Concerns About Duty Hour Reforms Increasing Patient Mortality Unfounded, Study Finds

September 04, 2013 01:27 pm News Staff

Authors of a research study designed to examine the long-term effects of the 2003 resident duty hour regulations on patient mortality found that the regulations, which were implemented by the Accreditation Council for Graduate Medical Education, did not worsen patient mortality.

[Doctor talking with elderly patient in hospital]

"Implementation of the 2003 duty hour rules was arguably one of the largest efforts undertaken to reduce errors in teaching hospitals," wrote the study's authors. "The results of this study confirm that there were no systematic effects on mortality in the first three years post-reform, but suggest a relative improvement in mortality at high teaching intensity hospitals by the fifth year post-reform among both medical and surgical patients."

"Concerns about worsening outcomes seem unfounded," concluded researchers in an article in the August 2013 Journal of General Internal Medicine.

For purposes of the study, titled "Teaching Hospital Five-Year Mortality Trends in the Wake of Duty Hour Reforms(," researchers looked at the effect of the 2003 resident duty hour regulations on mortality among medical and surgical patients enrolled in Medicare and treated at nonfederal hospitals between 2003 and 2008.

Story highlights
  • Researchers conducted an observational study to determine whether duty hour regulations implemented in 2003 were associated with changes in mortality among Medicare patients in hospitals of different teaching intensity.
  • Study authors found no consistent changes in mortality rates at "more versus less" teaching-intensive hospitals in post-reform years one to three.
  • They found significant relative improvements in mortality for medical patients in the fourth and fifth years after reform and for surgical patients in the fifth year after reform.

They analyzed data from 13,678,956 Medicare patients admitted to 3,059 short-term, acute-care hospitals from July 1, 2000, to June 30, 2008. Patients included in the study had primary diagnoses of acute myocardial infarction (AMI), gastrointestinal bleeding or congestive heart failure, or they had a diagnosis-related group classification of general, orthopedic or vascular surgery.

Specifically, study authors measured mortality within 30 days of hospital admission for patients in "more versus less" teaching-intensive hospitals before duty hour reform (2000-2003) and for five years after (2003-2008). The primary measure of teaching intensity was the resident-to-bed ratio.

Researchers found no consistent changes in mortality rates one to three years after duty hour reforms were implemented. However, authors reported "significant relative improvements in mortality" for medical patients in the fourth and fifth years after reform and for surgical patients in the fifth year after reform.

For example, in pre-reform years 2000-2001, 255,233 patients diagnosed with AMI demonstrated an unadjusted mortality rate of 16.7 percent. In post-reform years 2003-2004, the mortality rate for 243,598 patients with the same diagnosis was 15.6 percent, and in post-reform years 2007-2008, the mortality rate for 190,069 patients diagnosed with AMI was 13.9 percent.

In the general surgical category in pre-reform years 2000-2001, 5.3 percent of 432,402 patients died. In post-reform years 2003-2004, 5.3 percent of 438,720 patients died, and in post reform years 2007-2008, 4.9 percent of 390,619 patients died.

Researchers acknowledged it was unclear whether improvements in patient outcomes several years after the implementation of duty hour reforms could, in fact, be attributed to the reforms, "since it cannot be determined whether the improvements would have been smaller or greater had no reform been implemented," they said.

Authors pointed out other major policy changes that occurred concurrently with implementation of duty hour reforms that could have positively affected mortality rates in teaching and nonteaching hospitals.
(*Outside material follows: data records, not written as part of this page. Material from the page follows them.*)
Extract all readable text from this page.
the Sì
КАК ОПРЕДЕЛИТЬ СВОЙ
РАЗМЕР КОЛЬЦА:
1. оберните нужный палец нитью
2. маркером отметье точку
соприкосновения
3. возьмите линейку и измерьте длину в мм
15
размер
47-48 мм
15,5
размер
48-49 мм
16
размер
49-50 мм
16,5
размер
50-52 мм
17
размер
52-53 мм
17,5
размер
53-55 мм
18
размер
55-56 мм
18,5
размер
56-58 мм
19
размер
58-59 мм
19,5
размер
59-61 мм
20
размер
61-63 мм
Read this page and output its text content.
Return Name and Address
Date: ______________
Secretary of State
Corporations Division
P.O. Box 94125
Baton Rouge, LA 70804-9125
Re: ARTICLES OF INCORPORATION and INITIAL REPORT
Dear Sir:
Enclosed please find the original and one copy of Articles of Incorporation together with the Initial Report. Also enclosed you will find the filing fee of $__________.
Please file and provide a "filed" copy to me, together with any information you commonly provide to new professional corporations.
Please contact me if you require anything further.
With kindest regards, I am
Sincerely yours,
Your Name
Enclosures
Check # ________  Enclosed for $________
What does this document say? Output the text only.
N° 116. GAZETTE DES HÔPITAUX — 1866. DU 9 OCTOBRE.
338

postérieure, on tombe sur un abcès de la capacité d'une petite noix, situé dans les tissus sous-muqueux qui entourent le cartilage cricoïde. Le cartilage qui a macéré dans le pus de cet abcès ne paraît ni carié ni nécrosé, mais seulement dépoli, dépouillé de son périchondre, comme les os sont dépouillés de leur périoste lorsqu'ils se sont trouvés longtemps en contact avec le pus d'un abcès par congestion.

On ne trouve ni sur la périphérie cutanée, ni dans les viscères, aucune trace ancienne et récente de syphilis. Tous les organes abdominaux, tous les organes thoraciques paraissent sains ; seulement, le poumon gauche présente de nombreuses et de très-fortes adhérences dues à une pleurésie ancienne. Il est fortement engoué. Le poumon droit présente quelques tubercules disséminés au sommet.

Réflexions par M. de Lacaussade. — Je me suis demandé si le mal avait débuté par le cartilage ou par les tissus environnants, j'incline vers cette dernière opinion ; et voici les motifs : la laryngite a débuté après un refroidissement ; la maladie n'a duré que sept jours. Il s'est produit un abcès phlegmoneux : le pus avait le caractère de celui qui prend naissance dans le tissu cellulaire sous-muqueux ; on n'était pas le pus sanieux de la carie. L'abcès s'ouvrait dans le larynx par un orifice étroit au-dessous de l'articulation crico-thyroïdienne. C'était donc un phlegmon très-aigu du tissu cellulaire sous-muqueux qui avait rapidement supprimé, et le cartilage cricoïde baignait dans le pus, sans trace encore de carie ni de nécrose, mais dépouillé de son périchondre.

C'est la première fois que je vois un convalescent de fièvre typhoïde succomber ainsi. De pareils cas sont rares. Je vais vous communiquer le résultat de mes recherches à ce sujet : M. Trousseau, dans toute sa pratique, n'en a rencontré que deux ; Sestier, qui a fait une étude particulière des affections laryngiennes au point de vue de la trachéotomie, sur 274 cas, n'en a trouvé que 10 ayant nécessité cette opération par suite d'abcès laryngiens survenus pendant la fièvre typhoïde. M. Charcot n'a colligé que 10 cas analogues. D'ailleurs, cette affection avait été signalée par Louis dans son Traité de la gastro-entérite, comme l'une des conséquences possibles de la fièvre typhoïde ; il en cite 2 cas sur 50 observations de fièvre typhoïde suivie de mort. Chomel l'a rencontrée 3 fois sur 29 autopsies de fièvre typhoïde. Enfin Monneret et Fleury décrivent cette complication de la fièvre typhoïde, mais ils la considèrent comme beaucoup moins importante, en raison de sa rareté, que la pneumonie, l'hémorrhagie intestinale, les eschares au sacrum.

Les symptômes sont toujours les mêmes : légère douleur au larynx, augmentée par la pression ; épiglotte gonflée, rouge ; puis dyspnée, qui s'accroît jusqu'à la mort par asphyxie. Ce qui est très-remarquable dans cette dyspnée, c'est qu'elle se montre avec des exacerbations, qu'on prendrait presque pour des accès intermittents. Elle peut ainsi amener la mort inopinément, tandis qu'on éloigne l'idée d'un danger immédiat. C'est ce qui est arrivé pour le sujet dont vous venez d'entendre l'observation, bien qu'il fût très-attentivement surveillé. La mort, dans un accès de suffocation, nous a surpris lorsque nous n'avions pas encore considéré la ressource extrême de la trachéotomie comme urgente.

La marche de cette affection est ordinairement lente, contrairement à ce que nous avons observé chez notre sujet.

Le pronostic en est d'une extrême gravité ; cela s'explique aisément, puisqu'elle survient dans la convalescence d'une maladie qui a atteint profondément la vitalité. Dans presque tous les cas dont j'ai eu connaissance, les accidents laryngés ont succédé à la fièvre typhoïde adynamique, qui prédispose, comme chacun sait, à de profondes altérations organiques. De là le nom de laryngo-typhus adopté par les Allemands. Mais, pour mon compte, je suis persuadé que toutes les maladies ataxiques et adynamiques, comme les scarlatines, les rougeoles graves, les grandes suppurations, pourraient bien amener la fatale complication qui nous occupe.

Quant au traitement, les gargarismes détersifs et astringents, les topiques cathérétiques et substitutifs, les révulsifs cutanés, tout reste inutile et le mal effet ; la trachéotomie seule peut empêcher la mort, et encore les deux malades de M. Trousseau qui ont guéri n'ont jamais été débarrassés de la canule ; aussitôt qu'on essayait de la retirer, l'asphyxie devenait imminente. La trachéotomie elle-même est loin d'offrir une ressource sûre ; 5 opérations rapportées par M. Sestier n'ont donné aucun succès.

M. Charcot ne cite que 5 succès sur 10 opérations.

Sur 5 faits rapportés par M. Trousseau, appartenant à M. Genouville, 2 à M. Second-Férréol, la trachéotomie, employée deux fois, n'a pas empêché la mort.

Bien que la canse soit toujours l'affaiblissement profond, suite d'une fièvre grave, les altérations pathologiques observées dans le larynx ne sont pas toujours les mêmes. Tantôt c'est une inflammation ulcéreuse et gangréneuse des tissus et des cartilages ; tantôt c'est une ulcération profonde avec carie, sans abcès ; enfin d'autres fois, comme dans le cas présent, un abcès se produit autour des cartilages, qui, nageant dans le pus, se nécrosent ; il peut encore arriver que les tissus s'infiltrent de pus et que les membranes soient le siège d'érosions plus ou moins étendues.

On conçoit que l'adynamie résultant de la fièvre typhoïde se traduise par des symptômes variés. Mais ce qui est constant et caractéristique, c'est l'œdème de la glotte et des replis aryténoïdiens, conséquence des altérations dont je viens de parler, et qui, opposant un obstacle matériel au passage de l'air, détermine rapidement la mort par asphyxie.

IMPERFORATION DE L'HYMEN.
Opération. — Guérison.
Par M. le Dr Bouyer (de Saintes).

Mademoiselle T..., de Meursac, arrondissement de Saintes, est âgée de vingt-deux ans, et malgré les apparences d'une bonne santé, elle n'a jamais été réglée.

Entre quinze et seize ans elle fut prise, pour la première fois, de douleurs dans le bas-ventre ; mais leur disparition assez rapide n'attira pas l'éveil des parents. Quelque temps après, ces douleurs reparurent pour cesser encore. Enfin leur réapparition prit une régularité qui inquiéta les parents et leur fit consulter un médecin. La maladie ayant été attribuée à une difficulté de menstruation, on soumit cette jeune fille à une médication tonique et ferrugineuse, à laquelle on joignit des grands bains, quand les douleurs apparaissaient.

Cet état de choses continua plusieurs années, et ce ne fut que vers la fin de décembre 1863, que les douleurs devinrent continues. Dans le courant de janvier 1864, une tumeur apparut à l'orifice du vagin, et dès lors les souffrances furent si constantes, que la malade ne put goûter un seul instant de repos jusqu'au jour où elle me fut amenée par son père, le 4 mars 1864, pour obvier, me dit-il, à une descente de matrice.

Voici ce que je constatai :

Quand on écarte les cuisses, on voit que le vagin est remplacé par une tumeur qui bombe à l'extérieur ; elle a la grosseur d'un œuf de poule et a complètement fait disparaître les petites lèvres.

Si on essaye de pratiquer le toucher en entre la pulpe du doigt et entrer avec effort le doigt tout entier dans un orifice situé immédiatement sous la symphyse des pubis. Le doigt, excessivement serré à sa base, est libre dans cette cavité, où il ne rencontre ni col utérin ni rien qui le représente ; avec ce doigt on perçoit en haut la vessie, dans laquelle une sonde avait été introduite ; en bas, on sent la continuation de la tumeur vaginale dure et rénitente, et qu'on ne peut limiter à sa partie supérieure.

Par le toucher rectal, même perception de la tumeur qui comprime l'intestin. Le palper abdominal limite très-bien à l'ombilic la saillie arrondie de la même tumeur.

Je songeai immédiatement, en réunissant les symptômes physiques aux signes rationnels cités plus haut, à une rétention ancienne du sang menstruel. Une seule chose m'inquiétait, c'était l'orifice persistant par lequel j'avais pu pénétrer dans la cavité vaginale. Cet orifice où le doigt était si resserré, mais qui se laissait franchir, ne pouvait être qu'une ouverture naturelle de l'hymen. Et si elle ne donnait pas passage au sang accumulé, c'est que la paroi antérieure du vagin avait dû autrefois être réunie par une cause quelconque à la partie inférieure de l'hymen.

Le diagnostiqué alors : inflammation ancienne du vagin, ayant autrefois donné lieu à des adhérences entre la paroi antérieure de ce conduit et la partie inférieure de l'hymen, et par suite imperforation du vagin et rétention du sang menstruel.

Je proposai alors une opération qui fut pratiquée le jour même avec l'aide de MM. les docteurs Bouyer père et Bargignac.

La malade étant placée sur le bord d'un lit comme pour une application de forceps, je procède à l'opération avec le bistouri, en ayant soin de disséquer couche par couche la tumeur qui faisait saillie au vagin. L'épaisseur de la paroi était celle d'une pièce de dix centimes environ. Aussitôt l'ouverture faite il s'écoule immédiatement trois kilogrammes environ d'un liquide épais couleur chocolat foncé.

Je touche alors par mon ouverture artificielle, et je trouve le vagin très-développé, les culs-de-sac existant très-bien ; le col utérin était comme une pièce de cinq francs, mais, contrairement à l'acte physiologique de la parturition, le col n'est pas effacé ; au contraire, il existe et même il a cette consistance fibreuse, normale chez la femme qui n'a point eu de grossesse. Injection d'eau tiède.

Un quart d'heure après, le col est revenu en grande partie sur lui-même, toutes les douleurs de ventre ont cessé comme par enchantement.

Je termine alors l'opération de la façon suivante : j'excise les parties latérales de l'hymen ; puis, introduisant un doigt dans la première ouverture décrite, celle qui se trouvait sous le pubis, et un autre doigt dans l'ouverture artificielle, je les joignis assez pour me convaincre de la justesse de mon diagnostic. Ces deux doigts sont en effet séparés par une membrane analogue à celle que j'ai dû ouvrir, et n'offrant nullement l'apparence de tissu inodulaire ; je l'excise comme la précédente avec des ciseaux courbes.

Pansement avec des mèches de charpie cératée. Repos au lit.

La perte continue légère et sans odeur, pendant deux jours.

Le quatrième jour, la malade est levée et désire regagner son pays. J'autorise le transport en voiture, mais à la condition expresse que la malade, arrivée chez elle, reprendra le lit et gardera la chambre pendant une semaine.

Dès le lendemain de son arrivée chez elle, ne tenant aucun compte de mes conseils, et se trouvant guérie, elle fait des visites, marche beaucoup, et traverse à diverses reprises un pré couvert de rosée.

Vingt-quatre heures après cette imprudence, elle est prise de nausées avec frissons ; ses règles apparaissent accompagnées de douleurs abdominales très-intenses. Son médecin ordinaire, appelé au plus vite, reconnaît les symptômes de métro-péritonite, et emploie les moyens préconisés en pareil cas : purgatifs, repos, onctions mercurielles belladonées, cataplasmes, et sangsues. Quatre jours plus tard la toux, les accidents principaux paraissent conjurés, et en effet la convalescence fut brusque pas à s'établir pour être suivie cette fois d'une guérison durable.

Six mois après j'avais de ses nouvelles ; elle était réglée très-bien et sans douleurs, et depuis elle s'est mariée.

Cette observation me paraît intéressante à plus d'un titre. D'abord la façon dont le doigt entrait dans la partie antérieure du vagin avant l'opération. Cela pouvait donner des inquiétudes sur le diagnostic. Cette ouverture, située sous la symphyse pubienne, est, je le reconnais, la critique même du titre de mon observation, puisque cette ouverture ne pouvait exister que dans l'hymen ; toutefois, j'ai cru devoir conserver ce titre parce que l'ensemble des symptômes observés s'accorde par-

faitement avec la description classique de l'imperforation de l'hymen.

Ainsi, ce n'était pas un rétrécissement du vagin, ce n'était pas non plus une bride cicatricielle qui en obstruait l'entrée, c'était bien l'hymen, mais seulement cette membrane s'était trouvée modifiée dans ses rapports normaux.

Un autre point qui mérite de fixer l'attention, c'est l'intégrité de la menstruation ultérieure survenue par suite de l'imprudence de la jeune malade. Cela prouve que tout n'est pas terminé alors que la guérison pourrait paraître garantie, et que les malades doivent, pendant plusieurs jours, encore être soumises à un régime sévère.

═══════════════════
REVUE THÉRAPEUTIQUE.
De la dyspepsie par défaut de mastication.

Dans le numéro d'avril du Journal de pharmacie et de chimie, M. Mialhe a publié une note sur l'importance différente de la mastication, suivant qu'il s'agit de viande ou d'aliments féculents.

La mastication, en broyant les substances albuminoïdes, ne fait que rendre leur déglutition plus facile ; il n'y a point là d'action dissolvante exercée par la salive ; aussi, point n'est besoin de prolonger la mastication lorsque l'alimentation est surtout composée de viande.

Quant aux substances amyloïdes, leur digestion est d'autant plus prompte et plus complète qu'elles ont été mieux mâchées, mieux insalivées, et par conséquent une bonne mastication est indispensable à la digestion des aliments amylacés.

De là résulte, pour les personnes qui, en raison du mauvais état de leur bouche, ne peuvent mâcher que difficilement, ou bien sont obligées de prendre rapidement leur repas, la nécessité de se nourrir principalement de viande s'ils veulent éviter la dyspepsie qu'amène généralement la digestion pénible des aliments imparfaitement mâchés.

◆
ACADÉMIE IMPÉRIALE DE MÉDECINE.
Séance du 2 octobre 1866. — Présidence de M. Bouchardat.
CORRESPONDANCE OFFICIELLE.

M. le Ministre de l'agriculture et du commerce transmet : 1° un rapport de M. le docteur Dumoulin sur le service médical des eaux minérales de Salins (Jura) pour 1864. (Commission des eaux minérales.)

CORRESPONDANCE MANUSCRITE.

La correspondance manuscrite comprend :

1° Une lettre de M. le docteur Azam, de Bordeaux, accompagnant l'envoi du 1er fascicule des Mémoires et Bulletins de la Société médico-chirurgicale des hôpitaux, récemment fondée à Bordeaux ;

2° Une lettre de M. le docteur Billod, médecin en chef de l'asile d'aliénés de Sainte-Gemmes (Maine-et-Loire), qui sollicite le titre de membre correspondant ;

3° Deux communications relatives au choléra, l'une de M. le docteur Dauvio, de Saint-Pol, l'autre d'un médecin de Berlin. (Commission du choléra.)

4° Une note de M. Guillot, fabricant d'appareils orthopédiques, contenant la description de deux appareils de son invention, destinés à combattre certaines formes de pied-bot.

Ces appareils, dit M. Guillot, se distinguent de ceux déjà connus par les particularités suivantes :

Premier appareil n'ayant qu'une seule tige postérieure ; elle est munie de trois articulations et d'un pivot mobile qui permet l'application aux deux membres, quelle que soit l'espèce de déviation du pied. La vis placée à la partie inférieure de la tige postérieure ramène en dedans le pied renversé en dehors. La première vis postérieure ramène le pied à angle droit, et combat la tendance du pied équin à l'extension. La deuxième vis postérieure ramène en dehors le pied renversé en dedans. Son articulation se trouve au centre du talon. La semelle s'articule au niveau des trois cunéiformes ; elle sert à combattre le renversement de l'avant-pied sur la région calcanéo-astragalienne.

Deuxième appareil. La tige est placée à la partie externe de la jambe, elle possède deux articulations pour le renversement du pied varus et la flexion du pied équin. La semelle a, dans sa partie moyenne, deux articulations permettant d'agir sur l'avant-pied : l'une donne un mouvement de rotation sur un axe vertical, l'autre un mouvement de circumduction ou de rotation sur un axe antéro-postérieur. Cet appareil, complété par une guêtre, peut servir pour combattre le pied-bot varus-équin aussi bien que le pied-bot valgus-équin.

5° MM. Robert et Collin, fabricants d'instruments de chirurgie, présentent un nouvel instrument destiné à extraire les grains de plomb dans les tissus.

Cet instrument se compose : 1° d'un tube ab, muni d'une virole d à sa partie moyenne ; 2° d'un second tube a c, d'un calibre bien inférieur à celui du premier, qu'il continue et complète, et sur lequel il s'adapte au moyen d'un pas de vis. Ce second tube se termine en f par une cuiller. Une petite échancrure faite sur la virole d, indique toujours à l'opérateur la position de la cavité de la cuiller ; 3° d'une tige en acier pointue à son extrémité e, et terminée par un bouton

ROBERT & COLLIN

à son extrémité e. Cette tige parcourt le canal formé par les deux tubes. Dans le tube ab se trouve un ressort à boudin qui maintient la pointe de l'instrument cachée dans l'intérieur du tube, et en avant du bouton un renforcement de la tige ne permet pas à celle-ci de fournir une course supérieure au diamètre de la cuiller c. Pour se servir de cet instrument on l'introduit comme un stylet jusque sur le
Those changes included

  • implementation of the Medicare Prescription Drug, Improvement and Modernization Act of 2003, which gave CMS the authority to financially penalize hospitals that did not report designated quality measures;
  • passage of the Deficit Reduction Act of 2005, which increased the amount of the penalty, leading to a rapid increase in hospital participation;
  • 225 new hospital participants in the Premier Hospital Quality Incentive Demonstration, which rewarded hospitals demonstrating high-quality care in certain clinical areas;
  • rollout of the National Surgical Quality Improvement Program from the Department of Veterans Affairs to the private sector; and
  • implementation of The Joint Commission's Surgical Care Improvement Project.

Researchers said their results did not address whether the design of duty hour rules was optimal. They called for more research to "examine whether similar patterns are observed in conjunction with the duty hour reform of 2011."